Pancreatic and Duodenal Injury


How common are pancreatic and duodenal injuries?

Injury to the pancreas and duodenum remain uncommon, likely because of the intimate association with other vital structures within the retroperitoneum. The recently documented incidence of duodenal injury is 0.2%–0.3%, followed by 0.004%–0.6% for pancreas injury. In patients undergoing laparotomy for trauma the incidence is 3%–6%. Traditionally, the incidence of pancreatic injury is higher in penetrating trauma; however, recent experience has suggested a reversal of this with the majority of pancreatic injuries resulting from a blunt mechanism.

What other injuries are typically associated with penetrating pancreatic trauma?

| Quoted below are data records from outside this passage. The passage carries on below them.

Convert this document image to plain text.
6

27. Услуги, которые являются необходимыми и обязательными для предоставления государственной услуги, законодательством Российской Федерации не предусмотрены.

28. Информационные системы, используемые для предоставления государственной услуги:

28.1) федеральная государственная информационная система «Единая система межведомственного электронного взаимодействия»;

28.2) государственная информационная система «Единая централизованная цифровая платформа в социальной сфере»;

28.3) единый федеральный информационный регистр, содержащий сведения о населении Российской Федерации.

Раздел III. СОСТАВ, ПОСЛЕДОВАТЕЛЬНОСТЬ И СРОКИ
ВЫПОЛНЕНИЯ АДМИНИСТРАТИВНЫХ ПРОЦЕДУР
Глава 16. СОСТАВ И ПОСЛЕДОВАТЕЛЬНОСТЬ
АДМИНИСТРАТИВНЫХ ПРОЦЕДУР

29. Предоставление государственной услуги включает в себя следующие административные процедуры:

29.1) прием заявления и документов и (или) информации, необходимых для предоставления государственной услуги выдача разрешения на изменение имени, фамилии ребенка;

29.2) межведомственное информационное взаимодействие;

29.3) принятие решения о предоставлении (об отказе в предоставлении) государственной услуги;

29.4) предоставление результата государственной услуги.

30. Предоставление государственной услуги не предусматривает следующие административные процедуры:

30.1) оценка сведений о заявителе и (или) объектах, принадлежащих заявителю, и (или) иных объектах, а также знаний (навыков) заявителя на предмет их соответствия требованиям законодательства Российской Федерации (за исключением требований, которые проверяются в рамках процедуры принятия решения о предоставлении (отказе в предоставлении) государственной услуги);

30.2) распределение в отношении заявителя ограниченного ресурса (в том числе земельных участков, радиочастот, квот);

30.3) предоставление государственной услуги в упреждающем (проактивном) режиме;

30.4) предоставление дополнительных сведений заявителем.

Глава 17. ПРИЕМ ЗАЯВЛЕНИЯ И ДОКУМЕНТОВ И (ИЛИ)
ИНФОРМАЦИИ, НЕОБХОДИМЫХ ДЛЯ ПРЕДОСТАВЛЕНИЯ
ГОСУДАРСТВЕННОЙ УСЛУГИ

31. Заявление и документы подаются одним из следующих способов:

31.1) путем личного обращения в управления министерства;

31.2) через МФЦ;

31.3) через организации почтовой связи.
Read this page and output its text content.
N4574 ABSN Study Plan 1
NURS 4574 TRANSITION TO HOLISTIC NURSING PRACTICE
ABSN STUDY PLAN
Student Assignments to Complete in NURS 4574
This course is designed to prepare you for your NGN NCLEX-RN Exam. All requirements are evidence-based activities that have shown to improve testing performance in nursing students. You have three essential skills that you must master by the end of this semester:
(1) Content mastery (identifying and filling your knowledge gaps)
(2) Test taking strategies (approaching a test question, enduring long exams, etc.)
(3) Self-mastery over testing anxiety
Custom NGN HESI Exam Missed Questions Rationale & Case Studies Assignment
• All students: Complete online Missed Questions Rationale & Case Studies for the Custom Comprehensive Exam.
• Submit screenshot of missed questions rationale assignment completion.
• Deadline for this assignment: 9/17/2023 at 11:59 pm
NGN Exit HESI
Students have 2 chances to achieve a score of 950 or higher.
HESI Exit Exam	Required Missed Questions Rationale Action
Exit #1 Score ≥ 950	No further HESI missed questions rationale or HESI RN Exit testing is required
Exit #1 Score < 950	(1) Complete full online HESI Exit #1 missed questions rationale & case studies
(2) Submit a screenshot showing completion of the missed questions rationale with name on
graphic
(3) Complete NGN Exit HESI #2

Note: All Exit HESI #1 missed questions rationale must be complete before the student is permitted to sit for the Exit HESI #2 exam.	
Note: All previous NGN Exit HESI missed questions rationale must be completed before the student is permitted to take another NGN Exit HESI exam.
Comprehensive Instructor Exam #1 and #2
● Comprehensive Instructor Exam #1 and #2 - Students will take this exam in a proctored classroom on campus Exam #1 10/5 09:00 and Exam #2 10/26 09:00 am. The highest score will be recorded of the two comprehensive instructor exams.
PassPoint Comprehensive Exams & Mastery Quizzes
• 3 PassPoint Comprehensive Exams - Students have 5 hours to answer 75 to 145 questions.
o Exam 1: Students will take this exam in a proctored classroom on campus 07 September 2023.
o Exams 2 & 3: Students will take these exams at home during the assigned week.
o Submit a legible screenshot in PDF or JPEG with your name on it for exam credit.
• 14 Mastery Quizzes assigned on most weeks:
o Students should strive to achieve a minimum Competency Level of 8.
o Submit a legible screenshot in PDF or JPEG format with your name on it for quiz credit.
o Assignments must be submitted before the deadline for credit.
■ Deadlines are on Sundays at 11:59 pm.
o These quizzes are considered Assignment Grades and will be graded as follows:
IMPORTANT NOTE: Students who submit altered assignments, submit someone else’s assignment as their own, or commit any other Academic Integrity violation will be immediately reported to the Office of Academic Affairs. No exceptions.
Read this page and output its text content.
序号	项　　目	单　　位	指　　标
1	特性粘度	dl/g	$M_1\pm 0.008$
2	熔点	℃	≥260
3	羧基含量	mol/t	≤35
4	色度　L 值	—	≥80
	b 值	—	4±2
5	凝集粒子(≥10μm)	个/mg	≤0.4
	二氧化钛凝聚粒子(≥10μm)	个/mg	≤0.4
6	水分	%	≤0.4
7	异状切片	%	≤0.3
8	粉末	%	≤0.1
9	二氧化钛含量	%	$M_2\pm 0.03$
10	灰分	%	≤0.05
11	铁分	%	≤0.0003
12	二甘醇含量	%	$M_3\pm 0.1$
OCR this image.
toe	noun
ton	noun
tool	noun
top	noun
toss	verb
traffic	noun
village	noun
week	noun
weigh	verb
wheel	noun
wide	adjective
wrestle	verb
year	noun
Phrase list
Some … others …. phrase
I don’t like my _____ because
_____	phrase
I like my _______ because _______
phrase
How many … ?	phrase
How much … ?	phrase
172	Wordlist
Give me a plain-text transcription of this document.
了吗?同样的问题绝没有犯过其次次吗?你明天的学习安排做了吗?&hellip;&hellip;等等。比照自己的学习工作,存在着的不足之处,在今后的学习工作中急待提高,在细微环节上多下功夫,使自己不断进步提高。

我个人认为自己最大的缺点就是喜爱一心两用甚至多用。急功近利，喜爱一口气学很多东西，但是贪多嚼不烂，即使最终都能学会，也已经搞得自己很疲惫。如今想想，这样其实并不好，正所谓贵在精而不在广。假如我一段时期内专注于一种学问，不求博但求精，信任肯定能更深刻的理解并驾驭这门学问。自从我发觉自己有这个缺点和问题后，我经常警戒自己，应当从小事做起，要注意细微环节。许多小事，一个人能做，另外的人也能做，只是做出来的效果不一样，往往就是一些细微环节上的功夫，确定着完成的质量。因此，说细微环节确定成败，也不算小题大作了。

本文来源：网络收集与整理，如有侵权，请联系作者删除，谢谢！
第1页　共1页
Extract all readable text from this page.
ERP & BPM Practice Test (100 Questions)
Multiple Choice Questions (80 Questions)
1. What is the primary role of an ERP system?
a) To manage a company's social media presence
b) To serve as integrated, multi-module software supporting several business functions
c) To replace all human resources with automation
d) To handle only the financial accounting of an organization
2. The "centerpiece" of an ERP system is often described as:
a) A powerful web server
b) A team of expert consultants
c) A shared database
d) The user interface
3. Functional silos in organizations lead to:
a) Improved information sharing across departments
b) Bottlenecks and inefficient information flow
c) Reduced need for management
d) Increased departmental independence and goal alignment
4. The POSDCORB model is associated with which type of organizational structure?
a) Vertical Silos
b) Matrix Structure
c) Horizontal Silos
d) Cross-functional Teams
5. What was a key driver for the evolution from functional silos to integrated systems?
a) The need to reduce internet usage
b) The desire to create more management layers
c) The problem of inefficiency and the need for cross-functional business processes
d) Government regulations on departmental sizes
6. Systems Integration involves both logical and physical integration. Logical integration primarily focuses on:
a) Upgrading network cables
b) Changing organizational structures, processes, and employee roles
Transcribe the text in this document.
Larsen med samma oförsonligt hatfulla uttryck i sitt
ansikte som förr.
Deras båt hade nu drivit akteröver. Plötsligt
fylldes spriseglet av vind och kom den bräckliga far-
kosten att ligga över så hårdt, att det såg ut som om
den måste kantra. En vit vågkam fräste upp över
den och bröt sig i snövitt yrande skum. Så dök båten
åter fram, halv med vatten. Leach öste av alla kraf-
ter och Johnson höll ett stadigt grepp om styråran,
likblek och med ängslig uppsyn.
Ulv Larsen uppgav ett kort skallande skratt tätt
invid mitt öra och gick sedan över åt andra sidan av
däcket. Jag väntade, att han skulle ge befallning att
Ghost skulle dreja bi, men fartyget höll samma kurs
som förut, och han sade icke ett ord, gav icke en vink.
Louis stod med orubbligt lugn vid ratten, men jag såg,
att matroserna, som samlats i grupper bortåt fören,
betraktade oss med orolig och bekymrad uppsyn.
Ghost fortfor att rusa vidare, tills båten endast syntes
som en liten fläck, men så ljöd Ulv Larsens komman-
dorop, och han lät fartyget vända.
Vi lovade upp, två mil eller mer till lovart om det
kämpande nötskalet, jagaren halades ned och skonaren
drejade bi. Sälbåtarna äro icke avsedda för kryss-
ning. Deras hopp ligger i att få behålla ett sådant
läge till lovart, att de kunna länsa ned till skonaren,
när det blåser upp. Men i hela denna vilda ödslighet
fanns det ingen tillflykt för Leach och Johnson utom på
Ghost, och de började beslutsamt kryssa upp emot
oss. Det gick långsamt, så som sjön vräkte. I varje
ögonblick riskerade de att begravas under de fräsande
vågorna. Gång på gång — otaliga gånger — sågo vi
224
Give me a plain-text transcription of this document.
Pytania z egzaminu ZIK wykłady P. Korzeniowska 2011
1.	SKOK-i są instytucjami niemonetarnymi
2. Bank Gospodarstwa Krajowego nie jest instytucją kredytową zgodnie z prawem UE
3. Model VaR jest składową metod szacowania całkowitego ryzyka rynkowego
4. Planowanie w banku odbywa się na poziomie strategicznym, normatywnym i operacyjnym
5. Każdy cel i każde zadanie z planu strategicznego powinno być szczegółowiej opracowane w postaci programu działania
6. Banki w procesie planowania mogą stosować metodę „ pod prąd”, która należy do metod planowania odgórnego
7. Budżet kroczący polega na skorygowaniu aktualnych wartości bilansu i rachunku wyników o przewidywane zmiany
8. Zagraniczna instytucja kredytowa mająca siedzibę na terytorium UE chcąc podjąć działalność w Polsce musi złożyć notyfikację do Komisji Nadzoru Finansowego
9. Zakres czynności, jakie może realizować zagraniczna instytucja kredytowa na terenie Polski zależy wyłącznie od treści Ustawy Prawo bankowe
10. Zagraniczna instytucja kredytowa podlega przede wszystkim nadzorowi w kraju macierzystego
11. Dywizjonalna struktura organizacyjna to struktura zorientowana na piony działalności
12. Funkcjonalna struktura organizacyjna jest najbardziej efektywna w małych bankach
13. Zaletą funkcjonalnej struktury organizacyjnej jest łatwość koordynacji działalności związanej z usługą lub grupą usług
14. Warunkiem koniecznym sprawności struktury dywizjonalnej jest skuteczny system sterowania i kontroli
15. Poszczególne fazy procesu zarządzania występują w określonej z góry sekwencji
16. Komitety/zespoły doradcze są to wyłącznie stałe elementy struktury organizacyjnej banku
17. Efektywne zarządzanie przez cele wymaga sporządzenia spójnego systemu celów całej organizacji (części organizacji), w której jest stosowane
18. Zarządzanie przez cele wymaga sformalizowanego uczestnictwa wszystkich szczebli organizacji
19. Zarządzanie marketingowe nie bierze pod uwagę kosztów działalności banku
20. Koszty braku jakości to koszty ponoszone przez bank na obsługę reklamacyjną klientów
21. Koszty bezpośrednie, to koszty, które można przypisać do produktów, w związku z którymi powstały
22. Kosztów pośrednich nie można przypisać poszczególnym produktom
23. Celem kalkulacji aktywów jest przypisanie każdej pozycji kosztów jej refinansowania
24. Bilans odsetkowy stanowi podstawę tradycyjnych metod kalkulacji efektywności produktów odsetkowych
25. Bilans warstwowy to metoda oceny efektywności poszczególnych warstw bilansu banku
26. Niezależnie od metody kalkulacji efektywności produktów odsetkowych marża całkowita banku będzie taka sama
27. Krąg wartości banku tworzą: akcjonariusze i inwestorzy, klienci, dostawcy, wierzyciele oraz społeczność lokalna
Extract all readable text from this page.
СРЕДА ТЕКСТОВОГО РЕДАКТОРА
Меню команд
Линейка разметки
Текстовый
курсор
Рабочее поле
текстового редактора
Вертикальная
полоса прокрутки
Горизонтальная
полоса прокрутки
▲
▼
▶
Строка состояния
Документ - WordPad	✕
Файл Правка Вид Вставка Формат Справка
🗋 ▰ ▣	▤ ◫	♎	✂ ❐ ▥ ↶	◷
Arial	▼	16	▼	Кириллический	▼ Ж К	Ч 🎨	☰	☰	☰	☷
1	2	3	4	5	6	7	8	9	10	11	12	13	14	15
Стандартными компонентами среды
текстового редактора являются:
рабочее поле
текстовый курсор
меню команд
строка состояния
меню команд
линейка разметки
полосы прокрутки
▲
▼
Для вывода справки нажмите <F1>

Isolated injuries to the pancreas and duodenum are the exception rather than the rule, with more than 90% being associated with a concomitant injury. Liver injury is the most frequent concomitant injury, with a reported incidence of 50%. Other commonly associated injuries include the stomach (40%), large abdominal vessels such as the aorta and vena cava (40%), spleen (25%), kidney (2%), and duodenum (20%).

How are pancreatic injuries diagnosed preoperatively?

Penetrating trauma to the pancreas is usually discovered during exploration for associated injuries. Such patients may present with hemodynamic instability from bleeding, positive focused abdominal sonography in trauma examination, or peritonitis. Patients with blunt injury who are hemodynamically stable should undergo abdominal computed tomography (CT) scan, and possible endoscopic retrograde cholangiopancreatography (ERCP) if proximal ductal disruption is suspected. The sensitivity for detecting pancreatic injury and pancreaticoduodenal injury is low for both 16- and 64-multidetector CT scan; however, the specificity is >90%. ERCP is the most accurate method of identifying an injury to the pancreatic duct. Magnetic resonance cholangiopancreatography (MRCP) is a useful modality to identify pancreatic injury with ductal involvement, and has an added advantage of evaluating the duct distal to a transection; however, therapeutic maneuvers are not possible with MRCP. Elevated serum amylase concentrations are nonspecific for pancreatic injury and can be normal initially in a high proportion of patients.